Bug #1489
Still got memory problems
100%
Description
Looks like the fixes done previously were not enough - we still are exceeding the memory limit (6GB) for reconstruction according to GRID folks. Better dust off valgrind... I added valgrind option to tests/integration/test_load/test_load.py
and am running on the test server http://test.mice.rl.ac.uk/job/MAUS_rogers_load_tests/ (this is running against the trunk in fact).
Files
Updated by Rajaram, Durga about 9 years ago
- File run_04000_resource_usage.png run_04000_resource_usage.png added
- File run_05679_resource_usage.png run_05679_resource_usage.png added
If I'm interpreting the usage output from the tests on Run 4000, it looks like the memory usage is now ~1.5 GB
[{'%mem': '49.8', 'sz': '494163', 'vsz': '1976652', 'pid': 28108, '%cpu': '99.8', 'etime': '03:49:12', 'rsz': '1471184'}]

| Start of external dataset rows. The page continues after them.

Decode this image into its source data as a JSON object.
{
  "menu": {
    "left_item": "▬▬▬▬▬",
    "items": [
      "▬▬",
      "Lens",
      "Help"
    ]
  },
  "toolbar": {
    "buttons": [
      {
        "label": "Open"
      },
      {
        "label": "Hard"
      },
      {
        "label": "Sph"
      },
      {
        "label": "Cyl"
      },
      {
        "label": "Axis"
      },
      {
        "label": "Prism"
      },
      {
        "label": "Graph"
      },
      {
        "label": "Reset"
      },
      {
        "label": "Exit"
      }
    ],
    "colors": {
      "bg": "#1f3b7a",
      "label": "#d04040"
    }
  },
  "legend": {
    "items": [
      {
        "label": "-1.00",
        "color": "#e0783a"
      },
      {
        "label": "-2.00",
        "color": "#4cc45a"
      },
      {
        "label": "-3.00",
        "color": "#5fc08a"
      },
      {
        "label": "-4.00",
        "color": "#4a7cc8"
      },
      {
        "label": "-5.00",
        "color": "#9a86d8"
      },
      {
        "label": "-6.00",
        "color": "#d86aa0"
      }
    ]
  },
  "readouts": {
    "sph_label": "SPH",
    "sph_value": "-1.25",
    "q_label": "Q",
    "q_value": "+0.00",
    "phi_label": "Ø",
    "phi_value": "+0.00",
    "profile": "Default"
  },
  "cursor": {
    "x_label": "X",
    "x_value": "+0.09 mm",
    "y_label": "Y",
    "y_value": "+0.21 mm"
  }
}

For the EMR run 5679, it's higher -- possibly indicating a leak in the EMR code -
7863', 'vsz': '2431452', 'pid': 24692, '%cpu': '99.5', 'etime': '04:51:40', 'rsz': '1921228'}] [{'%mem': '65.0', 'sz': '607863', 'vsz': '2431452', 'pid': 24692, '%cpu': '99.5', 'etime': '04:51:48', 'rsz': '1921228'}] [{'%mem': '65.0', 'sz': '607863', 'vsz': '2431452', 'pid': 24692, '%cpu': '99.5', 'etime': '04:51:56', 'rsz': '1921228'}] [{'%mem': '65.0', 'sz': '607863', 'vsz': '2431452', 'pid': 24692, '%cpu': '99.5', 'etime': '04:52:05', 'rsz': '1921228'}]
On my machine, I saw ~1.3 GB of usage (RSZ) for Run 4000.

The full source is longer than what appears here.